Pernot Pascal, Savin Andreas
Institut de Chimie Physique, UMR8000, CNRS, Université Paris-Saclay, 91405 Orsay, France.
Laboratoire de Chimie Théorique, CNRS and UPMC Université Paris 06, Sorbonne Universités, 75252 Paris, France.
J Chem Phys. 2020 Apr 30;152(16):164108. doi: 10.1063/5.0006202.
The comparison of benchmark error sets is an essential tool for the evaluation of theories in computational chemistry. The standard ranking of methods by their mean unsigned error is unsatisfactory for several reasons linked to the non-normality of the error distributions and the presence of underlying trends. Complementary statistics have recently been proposed to palliate such deficiencies, such as quantiles of the absolute error distribution or the mean prediction uncertainty. We introduce here a new score, the systematic improvement probability, based on the direct system-wise comparison of absolute errors. Independent of the chosen scoring rule, the uncertainty of the statistics due to the incompleteness of the benchmark datasets is also generally overlooked. However, this uncertainty is essential to appreciate the robustness of rankings. In the present article, we develop two indicators based on robust statistics to address this problem: P, the inversion probability between two values of a statistic, and P, the ranking probability matrix. We demonstrate also the essential contribution of the correlations between error sets in these scores comparisons.
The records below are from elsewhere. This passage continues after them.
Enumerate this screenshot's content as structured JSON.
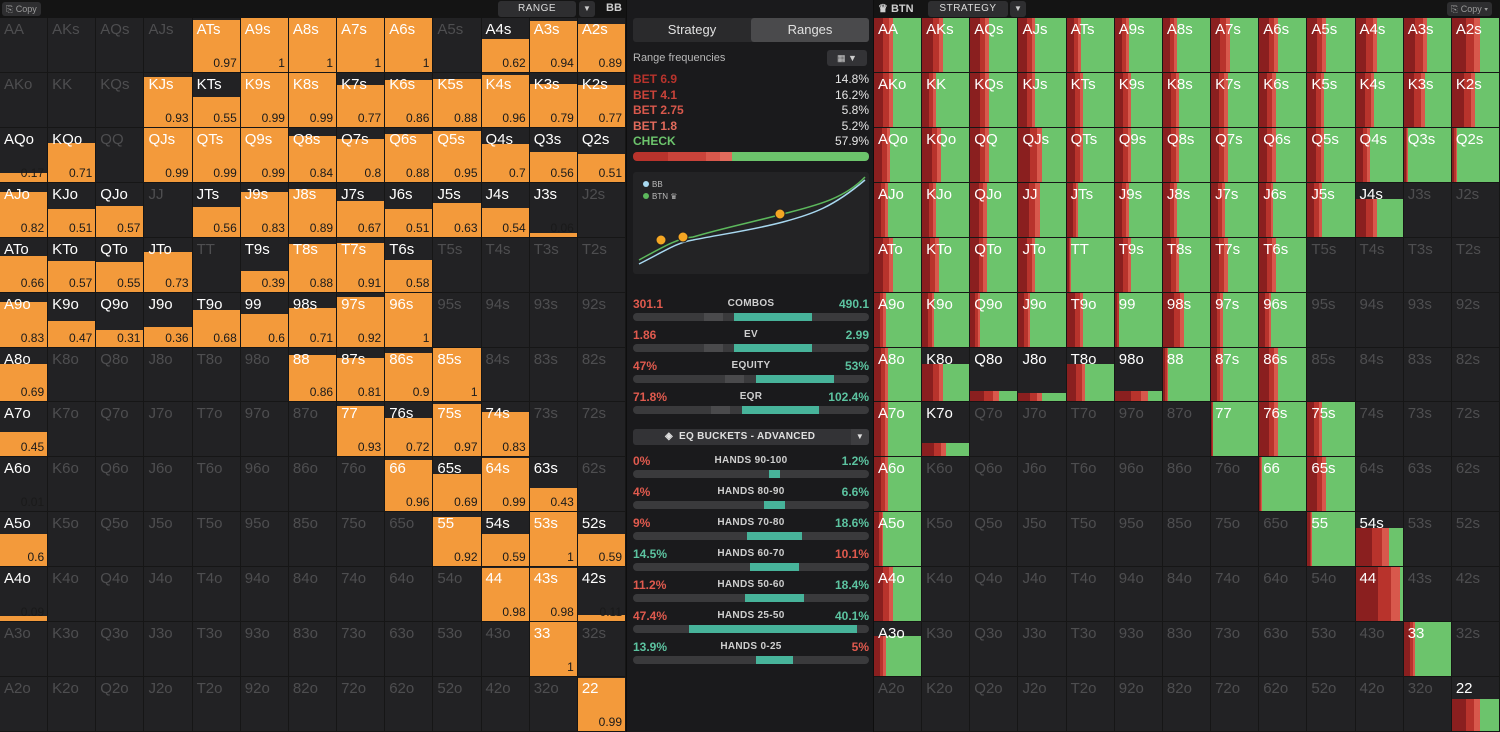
{
  "left_header": {
    "copy_label": "Copy",
    "select_label": "RANGE",
    "position": "BB"
  },
  "right_header": {
    "position": "BTN",
    "select_label": "STRATEGY",
    "copy_label": "Copy"
  },
  "hands": [
    [
      "AA",
      "AKs",
      "AQs",
      "AJs",
      "ATs",
      "A9s",
      "A8s",
      "A7s",
      "A6s",
      "A5s",
      "A4s",
      "A3s",
      "A2s"
    ],
    [
      "AKo",
      "KK",
      "KQs",
      "KJs",
      "KTs",
      "K9s",
      "K8s",
      "K7s",
      "K6s",
      "K5s",
      "K4s",
      "K3s",
      "K2s"
    ],
    [
      "AQo",
      "KQo",
      "QQ",
      "QJs",
      "QTs",
      "Q9s",
      "Q8s",
      "Q7s",
      "Q6s",
      "Q5s",
      "Q4s",
      "Q3s",
      "Q2s"
    ],
    [
      "AJo",
      "KJo",
      "QJo",
      "JJ",
      "JTs",
      "J9s",
      "J8s",
      "J7s",
      "J6s",
      "J5s",
      "J4s",
      "J3s",
      "J2s"
    ],
    [
      "ATo",
      "KTo",
      "QTo",
      "JTo",
      "TT",
      "T9s",
      "T8s",
      "T7s",
      "T6s",
      "T5s",
      "T4s",
      "T3s",
      "T2s"
    ],
    [
      "A9o",
      "K9o",
      "Q9o",
      "J9o",
      "T9o",
      "99",
      "98s",
      "97s",
      "96s",
      "95s",
      "94s",
      "93s",
      "92s"
    ],
    [
      "A8o",
      "K8o",
      "Q8o",
      "J8o",
      "T8o",
      "98o",
      "88",
      "87s",
      "86s",
      "85s",
      "84s",
      "83s",
      "82s"
    ],
    [
      "A7o",
      "K7o",
      "Q7o",
      "J7o",
      "T7o",
      "97o",
      "87o",
      "77",
      "76s",
      "75s",
      "74s",
      "73s",
      "72s"
    ],
    [
      "A6o",
      "K6o",
      "Q6o",
      "J6o",
      "T6o",
      "96o",
      "86o",
      "76o",
      "66",
      "65s",
      "64s",
      "63s",
      "62s"
    ],
    [
      "A5o",
      "K5o",
      "Q5o",
      "J5o",
      "T5o",
      "95o",
      "85o",
      "75o",
      "65o",
      "55",
      "54s",
      "53s",
      "52s"
    ],
    [
      "A4o",
      "K4o",
      "Q4o",
      "J4o",
      "T4o",
      "94o",
      "84o",
      "74o",
      "64o",
      "54o",
      "44",
      "43s",
      "42s"
    ],
    [
      "A3o",
      "K3o",
      "Q3o",
      "J3o",
      "T3o",
      "93o",
      "83o",
      "73o",
      "63o",
      "53o",
      "43o",
      "33",
      "32s"
    ],
    [
      "A2o",
      "K2o",
      "Q2o",
      "J2o",
      "T2o",
      "92o",
      "82o",
      "72o",
      "62o",
      "52o",
      "42o",
      "32o",
      "22"
    ]
  ],
  "bb_range": [
    [
      0,
      0,
      0,
      0,
      0.97,
      1,
      1,
      1,
      1,
      0,
      0.62,
      0.94,
      0.89
    ],
    [
      0,
      0,
      0,
      0.93,
      0.55,
      0.99,
      0.99,
      0.77,
      0.86,
      0.88,
      0.96,
      0.79,
      0.77
    ],
    [
      0.17,
      0.71,
      0,
      0.99,
      0.99,
      0.99,
      0.84,
      0.8,
      0.88,
      0.95,
      0.7,
      0.56,
      0.51
    ],
    [
      0.82,
      0.51,
      0.57,
      0,
      0.56,
      0.83,
      0.89,
      0.67,
      0.51,
      0.63,
      0.54,
      0.06,
      0
    ],
    [
      0.66,
      0.57,
      0.55,
      0.73,
      0,
      0.39,
      0.88,
      0.91,
      0.58,
      0,
      0,
      0,
      0
    ],
    [
      0.83,
      0.47,
      0.31,
      0.36,
      0.68,
      0.6,
      0.71,
      0.92,
      1,
      0,
      0,
      0,
      0
    ],
    [
      0.69,
      0,
      0,
      0,
      0,
      0,
      0.86,
      0.81,
      0.9,
      1,
      0,
      0,
      0
    ],
    [
      0.45,
      0,
      0,
      0,
      0,
      0,
      0,
      0.93,
      0.72,
      0.97,
      0.83,
      0,
      0
    ],
    [
      0.01,
      0,
      0,
      0,
      0,
      0,
      0,
      0,
      0.96,
      0.69,
      0.99,
      0.43,
      0
    ],
    [
      0.6,
      0,
      0,
      0,
      0,
      0,
      0,
      0,
      0,
      0.92,
      0.59,
      1,
      0.59
    ],
    [
      0.09,
      0,
      0,
      0,
      0,
      0,
      0,
      0,
      0,
      0,
      0.98,
      0.98,
      0.11
    ],
    [
      0,
      0,
      0,
      0,
      0,
      0,
      0,
      0,
      0,
      0,
      0,
      1,
      0
    ],
    [
      0,
      0,
      0,
      0,
      0,
      0,
      0,
      0,
      0,
      0,
      0,
      0,
      0.99
    ]
  ],
  "btn_strategy": [
    [
      1,
      1,
      1,
      1,
      1,
      1,
      1,
      1,
      1,
      1,
      1,
      1,
      1
    ],
    [
      1,
      1,
      1,
      1,
      1,
      1,
      1,
      1,
      1,
      1,
      1,
      1,
      1
    ],
    [
      1,
      1,
      1,
      1,
      1,
      1,
      1,
      1,
      1,
      1,
      1,
      1,
      1
    ],
    [
      1,
      1,
      1,
      1,
      1,
      1,
      1,
      1,
      1,
      1,
      0.7,
      0,
      0
    ],
    [
      1,
      1,
      1,
      1,
      1,
      1,
      1,
      1,
      1,
      0,
      0,
      0,
      0
    ],
    [
      1,
      1,
      1,
      1,
      1,
      1,
      1,
      1,
      1,
      0,
      0,
      0,
      0
    ],
    [
      1,
      0.7,
      0.2,
      0.15,
      0.7,
      0.2,
      1,
      1,
      1,
      0,
      0,
      0,
      0
    ],
    [
      1,
      0.25,
      0,
      0,
      0,
      0,
      0,
      1,
      1,
      1,
      0,
      0,
      0
    ],
    [
      1,
      0,
      0,
      0,
      0,
      0,
      0,
      0,
      1,
      1,
      0,
      0,
      0
    ],
    [
      1,
      0,
      0,
      0,
      0,
      0,
      0,
      0,
      0,
      1,
      0.7,
      0,
      0
    ],
    [
      1,
      0,
      0,
      0,
      0,
      0,
      0,
      0,
      0,
      0,
      1,
      0,
      0
    ],
    [
      0.75,
      0,
      0,
      0,
      0,
      0,
      0,
      0,
      0,
      0,
      0,
      1,
      0
    ],
    [
      0,
      0,
      0,
      0,
      0,
      0,
      0,
      0,
      0,
      0,
      0,
      0,
      0.6
    ]
  ],
  "btn_check_share": [
    [
      0.6,
      0.55,
      0.6,
      0.65,
      0.7,
      0.7,
      0.7,
      0.6,
      0.6,
      0.6,
      0.55,
      0.5,
      0.4
    ],
    [
      0.6,
      0.7,
      0.6,
      0.65,
      0.65,
      0.65,
      0.65,
      0.65,
      0.65,
      0.65,
      0.6,
      0.55,
      0.5
    ],
    [
      0.65,
      0.6,
      0.6,
      0.5,
      0.65,
      0.65,
      0.65,
      0.65,
      0.65,
      0.65,
      0.7,
      0.9,
      0.9
    ],
    [
      0.7,
      0.7,
      0.65,
      0.55,
      0.75,
      0.7,
      0.7,
      0.7,
      0.7,
      0.7,
      0.55,
      0,
      0
    ],
    [
      0.6,
      0.65,
      0.65,
      0.65,
      0.9,
      0.65,
      0.65,
      0.65,
      0.65,
      0,
      0,
      0,
      0
    ],
    [
      0.75,
      0.75,
      0.8,
      0.75,
      0.65,
      0.9,
      0.55,
      0.75,
      0.75,
      0,
      0,
      0,
      0
    ],
    [
      0.7,
      0.55,
      0.4,
      0.5,
      0.6,
      0.3,
      0.9,
      0.75,
      0.6,
      0,
      0,
      0,
      0
    ],
    [
      0.7,
      0.5,
      0,
      0,
      0,
      0,
      0,
      0.95,
      0.6,
      0.7,
      0,
      0,
      0
    ],
    [
      0.7,
      0,
      0,
      0,
      0,
      0,
      0,
      0,
      0.95,
      0.6,
      0,
      0,
      0
    ],
    [
      0.8,
      0,
      0,
      0,
      0,
      0,
      0,
      0,
      0,
      0.9,
      0.3,
      0,
      0
    ],
    [
      0.6,
      0,
      0,
      0,
      0,
      0,
      0,
      0,
      0,
      0,
      0.05,
      0,
      0
    ],
    [
      0.75,
      0,
      0,
      0,
      0,
      0,
      0,
      0,
      0,
      0,
      0,
      0.75,
      0
    ],
    [
      0,
      0,
      0,
      0,
      0,
      0,
      0,
      0,
      0,
      0,
      0,
      0,
      0.4
    ]
  ],
  "center": {
    "tabs": [
      "Strategy",
      "Ranges"
    ],
    "range_freq_title": "Range frequencies",
    "actions": [
      {
        "label": "BET 6.9",
        "value": "14.8%",
        "color": "#b8332c"
      },
      {
        "label": "BET 4.1",
        "value": "16.2%",
        "color": "#c9433a"
      },
      {
        "label": "BET 2.75",
        "value": "5.8%",
        "color": "#d8584c"
      },
      {
        "label": "BET 1.8",
        "value": "5.2%",
        "color": "#e26b5c"
      },
      {
        "label": "CHECK",
        "value": "57.9%",
        "color": "#6cc46c"
      }
    ],
    "freq_shares": [
      0.148,
      0.162,
      0.058,
      0.052,
      0.579
    ],
    "legend": [
      {
        "name": "BB",
        "color": "#a8d8f0"
      },
      {
        "name": "BTN ♛",
        "color": "#5cb85c"
      }
    ],
    "stats": [
      {
        "left": "301.1",
        "label": "COMBOS",
        "right": "490.1",
        "lfrac": 0.38
      },
      {
        "left": "1.86",
        "label": "EV",
        "right": "2.99",
        "lfrac": 0.38
      },
      {
        "left": "47%",
        "label": "EQUITY",
        "right": "53%",
        "lfrac": 0.47
      },
      {
        "left": "71.8%",
        "label": "EQR",
        "right": "102.4%",
        "lfrac": 0.41
      }
    ],
    "eq_buckets_label": "EQ BUCKETS - ADVANCED",
    "buckets": [
      {
        "left": "0%",
        "label": "HANDS 90-100",
        "right": "1.2%",
        "lclass": "r",
        "rclass": "g",
        "lfrac": 0.0,
        "rfrac": 0.012
      },
      {
        "left": "4%",
        "label": "HANDS 80-90",
        "right": "6.6%",
        "lclass": "r",
        "rclass": "g",
        "lfrac": 0.04,
        "rfrac": 0.066
      },
      {
        "left": "9%",
        "label": "HANDS 70-80",
        "right": "18.6%",
        "lclass": "r",
        "rclass": "g",
        "lfrac": 0.09,
        "rfrac": 0.186
      },
      {
        "left": "14.5%",
        "label": "HANDS 60-70",
        "right": "10.1%",
        "lclass": "g",
        "rclass": "r",
        "lfrac": 0.145,
        "rfrac": 0.101
      },
      {
        "left": "11.2%",
        "label": "HANDS 50-60",
        "right": "18.4%",
        "lclass": "r",
        "rclass": "g",
        "lfrac": 0.112,
        "rfrac": 0.184
      },
      {
        "left": "47.4%",
        "label": "HANDS 25-50",
        "right": "40.1%",
        "lclass": "r",
        "rclass": "g",
        "lfrac": 0.474,
        "rfrac": 0.401
      },
      {
        "left": "13.9%",
        "label": "HANDS 0-25",
        "right": "5%",
        "lclass": "g",
        "rclass": "r",
        "lfrac": 0.139,
        "rfrac": 0.05
      }
    ]
  },
  "colors": {
    "range_orange": "#f39a3b",
    "check_green": "#6cc46c",
    "bet_red": "#b8332c",
    "teal": "#47b39a"
  }
}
基准误差集的比较是评估计算化学理论的重要工具。按平均绝对误差对方法进行标准排名存在若干不足之处,原因与误差分布的非正态性以及潜在趋势的存在有关。最近有人提出了补充统计量来缓解这些不足,例如绝对误差分布的分位数或平均预测不确定性。我们在此引入一种新的分数,即系统改进概率,它基于绝对误差的直接系统间比较。无论选择何种评分规则,由于基准数据集不完整导致的统计量不确定性通常也被忽视。然而,这种不确定性对于评估排名的稳健性至关重要。在本文中,我们基于稳健统计量开发了两个指标来解决这个问题:P,即统计量两个值之间的反转概率;以及P,即排名概率矩阵。我们还证明了误差集之间的相关性在这些分数比较中的重要作用。